Dr. Skocpol's name might not be familiar to most students at UT, but she is widely recognized in academic and political circles. Last year, she and another Harvard professor published a highly acclaimed book entitled "The Tea Party and the Remaking of Republican Conservatism." Her next academic project will revolve around the successes and failures of the Obama administration. She is considered to be one of the top scholars in political science and historical sociology — she has written multiple books and articles on a wide range of topics, and she frequently gives lectures and participates on panels. In short, Dr. Skocpol is the epitome of a public intellectual — someone who can "bridge the gap" between the often inaccessible academic sphere and the public.

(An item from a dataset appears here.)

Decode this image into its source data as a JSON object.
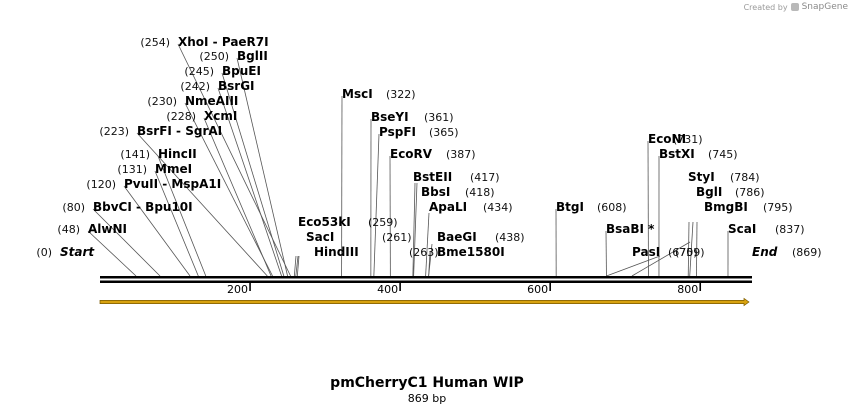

Being a public intellectual may not seem like a difficult task, but anyone who is acquainted with academia can understand the difficulties that arise when scholars try to explain or discuss their work with people unfamiliar with their topics. It is easy for academics to get caught up in the theories, methods, and jargons of their fields; it is just as easy for the general public to not understand these scholars' research or to feel condescended upon by these scholars. Making esoteric and detailed scholarly research accessible to the public is a skill that few possess, and Dr. Skocpol stands out among them. Her discussions of current political events in a compelling but academic manner make her research both appealing and comprehensible to the general public. Furthermore, her willingness to speak publicly about her research in forums outside of academia demonstrates the extent to which she serves as a public intellectual.
It is becoming increasingly important in today's world to make academic research accessible to the public. As scientific research becomes more detailed and complicated, as research in the social sciences delves into previously unexplored topics and the humanities explores new works of literature or art, it is more difficult than ever to distill complex research into something that the general public can understand and appreciate. And just because academic research is becoming more specialized and detailed does not mean it is any less relevant. The key for any academic is to take their research and apply it to a larger problem — global warming, understanding other people and cultures, expanding humanity's horizons. Sometimes it is difficult for an academic who has spent his or her career wrapped up in detailed research to articulate these connections in a meaningful way to the public, and that is why the public intellectual is so important.
I hope to see more academics make public intellectualism a priority in their research and overall careers. Academic researchers are undoubtedly the most qualified to discuss the methodology and results of their research, so the burden is on them to articulate these to the public. UT is fortunate to have the privilege of Dr. Skocpol's visit, for there is much she can teach about being a public intellectual.